I love my DSs to bits (17 and 19) but no I wouldn't want them to have the stress of being given that huge sum of money with no build up or warning. DS2 is going to get about £1000 at 18 from a court trust fund (car accident when he was 2) and we've been discussing it for years - what to do (blow a little on a treat, then use the rest on 'sensible' things) £30k would be a tempting amount to do something stupid with as an adult!

I don't think he should just be given it, not without a cooldown period, not without discussion and sensible advice. I like the idea of instalments unless there is something a lump sum could fund (car/tax/insurance/lessons?)
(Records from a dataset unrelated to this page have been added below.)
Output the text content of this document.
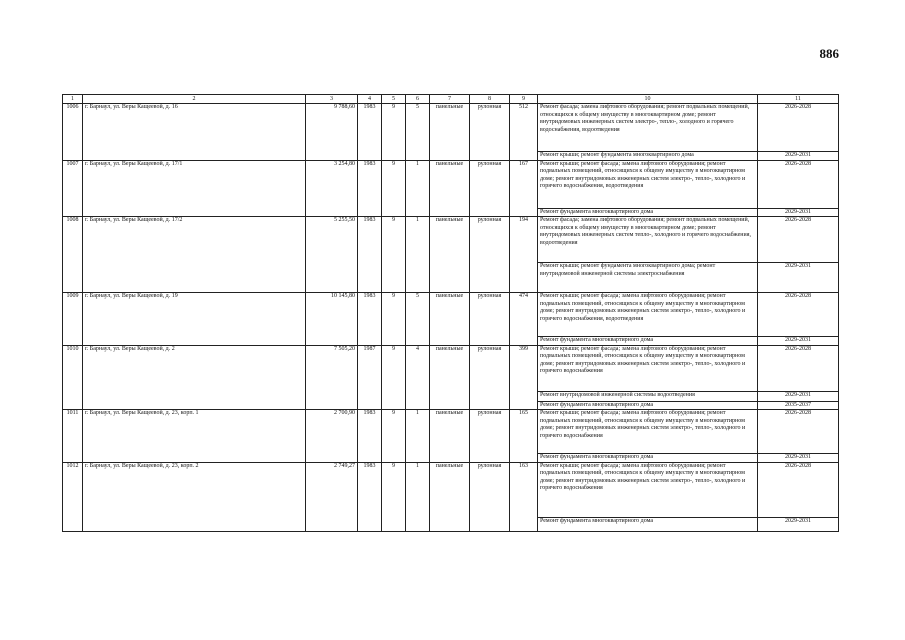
886
1	2	3	4	5	6	7	8	9	10	11
1006	г. Барнаул, ул. Веры Кащеевой, д. 16	9 788,60	1983	9	5	панельные	рулонная	512	Ремонт фасада; замена лифтового оборудования; ремонт подвальных помещений, относящихся к общему имуществу в многоквартирном доме; ремонт внутридомовых инженерных систем электро-, тепло-, холодного и горячего водоснабжения, водоотведения	2026-2028
									Ремонт крыши; ремонт фундамента многоквартирного дома	2029-2031
1007	г. Барнаул, ул. Веры Кащеевой, д. 17/1	3 254,80	1983	9	1	панельные	рулонная	167	Ремонт крыши; ремонт фасада; замена лифтового оборудования; ремонт подвальных помещений, относящихся к общему имуществу в многоквартирном доме; ремонт внутридомовых инженерных систем электро-, тепло-, холодного и горячего водоснабжения, водоотведения	2026-2028
									Ремонт фундамента многоквартирного дома	2029-2031
1008	г. Барнаул, ул. Веры Кащеевой, д. 17/2	5 255,50	1983	9	1	панельные	рулонная	194	Ремонт фасада; замена лифтового оборудования; ремонт подвальных помещений, относящихся к общему имуществу в многоквартирном доме; ремонт внутридомовых инженерных систем тепло-, холодного и горячего водоснабжения, водоотведения	2026-2028
									Ремонт крыши; ремонт фундамента многоквартирного дома; ремонт внутридомовой инженерной системы электроснабжения	2029-2031
1009	г. Барнаул, ул. Веры Кащеевой, д. 19	10 145,80	1983	9	5	панельные	рулонная	474	Ремонт крыши; ремонт фасада; замена лифтового оборудования; ремонт подвальных помещений, относящихся к общему имуществу в многоквартирном доме; ремонт внутридомовых инженерных систем электро-, тепло-, холодного и горячего водоснабжения, водоотведения	2026-2028
									Ремонт фундамента многоквартирного дома	2029-2031
1010	г. Барнаул, ул. Веры Кащеевой, д. 2	7 505,20	1987	9	4	панельные	рулонная	399	Ремонт крыши; ремонт фасада; замена лифтового оборудования; ремонт подвальных помещений, относящихся к общему имуществу в многоквартирном доме; ремонт внутридомовых инженерных систем электро-, тепло-, холодного и горячего водоснабжения	2026-2028
									Ремонт внутридомовой инженерной системы водоотведения	2029-2031
									Ремонт фундамента многоквартирного дома	2035-2037
1011	г. Барнаул, ул. Веры Кащеевой, д. 23, корп. 1	2 700,90	1983	9	1	панельные	рулонная	165	Ремонт крыши; ремонт фасада; замена лифтового оборудования; ремонт подвальных помещений, относящихся к общему имуществу в многоквартирном доме; ремонт внутридомовых инженерных систем электро-, тепло-, холодного и горячего водоснабжения	2026-2028
									Ремонт фундамента многоквартирного дома	2029-2031
1012	г. Барнаул, ул. Веры Кащеевой, д. 23, корп. 2	2 749,27	1983	9	1	панельные	рулонная	163	Ремонт крыши; ремонт фасада; замена лифтового оборудования; ремонт подвальных помещений, относящихся к общему имуществу в многоквартирном доме; ремонт внутридомовых инженерных систем электро-, тепло-, холодного и горячего водоснабжения	2026-2028
									Ремонт фундамента многоквартирного дома	2029-2031
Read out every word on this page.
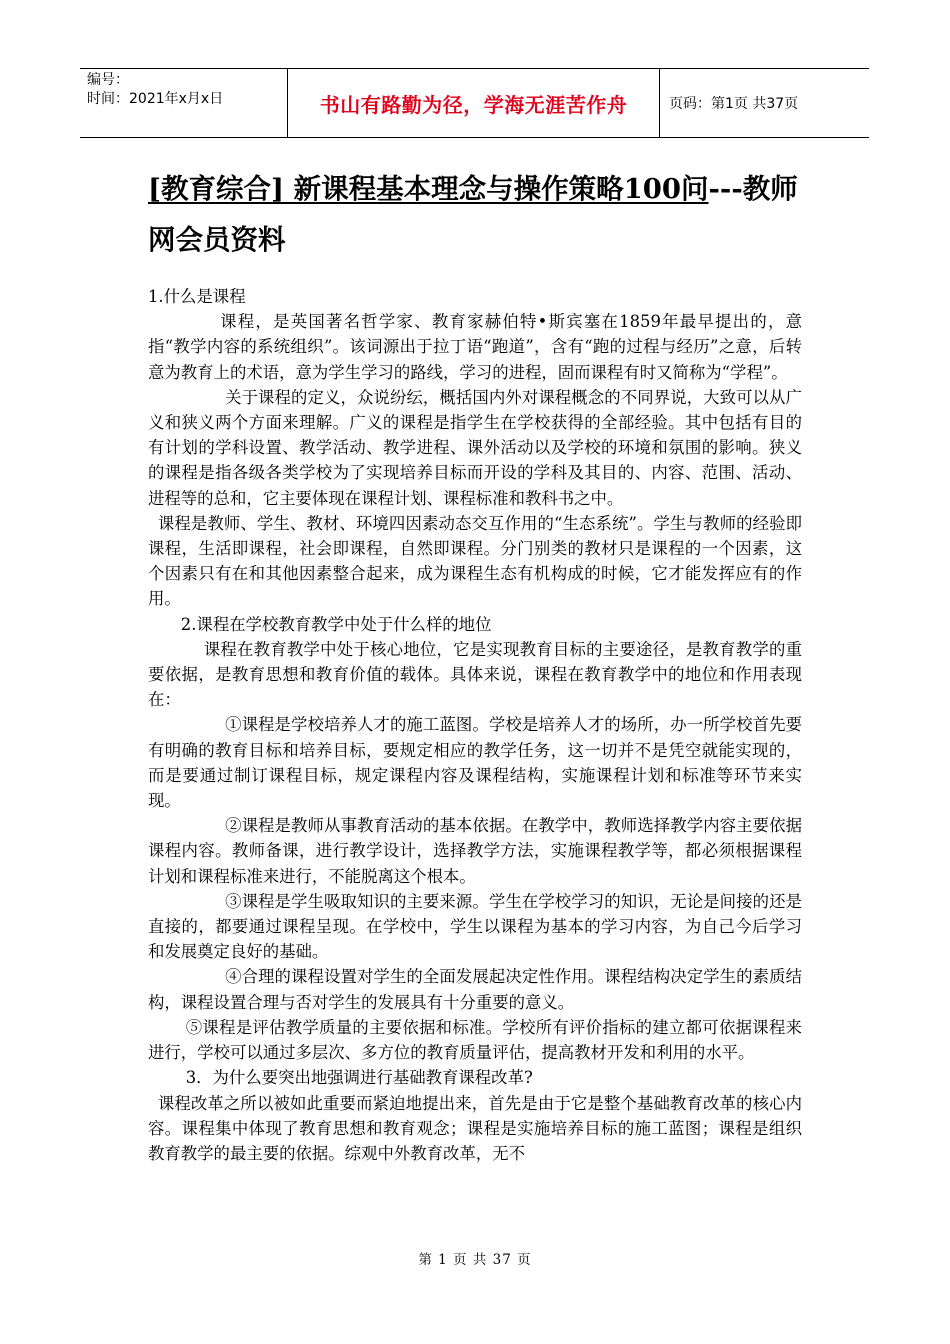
编号：
时间：2021年x月x日	书山有路勤为径，学海无涯苦作舟	页码：第1页 共37页
[教育综合] 新课程基本理念与操作策略100问---教师网会员资料

1.什么是课程

课程，是英国著名哲学家、教育家赫伯特•斯宾塞在1859年最早提出的，意指“教学内容的系统组织”。该词源出于拉丁语“跑道”，含有“跑的过程与经历”之意，后转意为教育上的术语，意为学生学习的路线，学习的进程，固而课程有时又简称为“学程”。

关于课程的定义，众说纷纭，概括国内外对课程概念的不同界说，大致可以从广义和狭义两个方面来理解。广义的课程是指学生在学校获得的全部经验。其中包括有目的有计划的学科设置、教学活动、教学进程、课外活动以及学校的环境和氛围的影响。狭义的课程是指各级各类学校为了实现培养目标而开设的学科及其目的、内容、范围、活动、进程等的总和，它主要体现在课程计划、课程标准和教科书之中。

课程是教师、学生、教材、环境四因素动态交互作用的“生态系统”。学生与教师的经验即课程，生活即课程，社会即课程，自然即课程。分门别类的教材只是课程的一个因素，这个因素只有在和其他因素整合起来，成为课程生态有机构成的时候，它才能发挥应有的作用。

2.课程在学校教育教学中处于什么样的地位

课程在教育教学中处于核心地位，它是实现教育目标的主要途径，是教育教学的重要依据，是教育思想和教育价值的载体。具体来说，课程在教育教学中的地位和作用表现在：

①课程是学校培养人才的施工蓝图。学校是培养人才的场所，办一所学校首先要有明确的教育目标和培养目标，要规定相应的教学任务，这一切并不是凭空就能实现的，而是要通过制订课程目标，规定课程内容及课程结构，实施课程计划和标准等环节来实现。

②课程是教师从事教育活动的基本依据。在教学中，教师选择教学内容主要依据课程内容。教师备课，进行教学设计，选择教学方法，实施课程教学等，都必须根据课程计划和课程标准来进行，不能脱离这个根本。

③课程是学生吸取知识的主要来源。学生在学校学习的知识，无论是间接的还是直接的，都要通过课程呈现。在学校中，学生以课程为基本的学习内容，为自己今后学习和发展奠定良好的基础。

④合理的课程设置对学生的全面发展起决定性作用。课程结构决定学生的素质结构，课程设置合理与否对学生的发展具有十分重要的意义。

⑤课程是评估教学质量的主要依据和标准。学校所有评价指标的建立都可依据课程来进行，学校可以通过多层次、多方位的教育质量评估，提高教材开发和利用的水平。

3．为什么要突出地强调进行基础教育课程改革?

课程改革之所以被如此重要而紧迫地提出来，首先是由于它是整个基础教育改革的核心内容。课程集中体现了教育思想和教育观念；课程是实施培养目标的施工蓝图；课程是组织教育教学的最主要的依据。综观中外教育改革，无不

第 1 页 共 37 页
RebornSlippy Thu 31-Aug-17 22:08:33

No, I wouldn't. Speaking from personal experience and while nowhere even near this amount, money I received at 18 was quickly squandered. Don't get me wrong, I enjoyed spending it. But I really I wish I hadn't been able to get my hands on it until I was older, when I really needed it for sensible adult type investments.

forgottenusername Thu 31-Aug-17 22:10:14

I've got 19 and 17 year old dds. No way I'd trust them with that much money in one go.

Kindoline Thu 31-Aug-17 22:10:29


I don't know one person this has worked out well for.

Totally outing but one friend bought a years round the world ticket. Landed in the first country and lost 25k in TWENTY FOUR hrs in a casino. Flew home a week later in disgrace and his parents didn't talk to him for 3 years.

Another bought a stupid £££ car, insurance and put it into a wall.

Others it was spent on alcohol and drugs

RosemaryHoight Thu 31-Aug-17 22:13:56

I don't know what you can do about it though, it's your dms money to give away. I'd have a word with her, because 18yos can be very impulsive still.

If I was your mother I'd rather it go to something to help his financial security like a flat or a credible business.

ImperialBlether Thu 31-Aug-17 22:14:34

No way, not even the best child in the world can cope with that sort of thing. She sounds crazy - why doesn't she hold onto it until he needs a house?

childmaintenanceserviceinquiry Thu 31-Aug-17 22:15:58

Terrible idea, as other pps have said. 25 would be the youngest.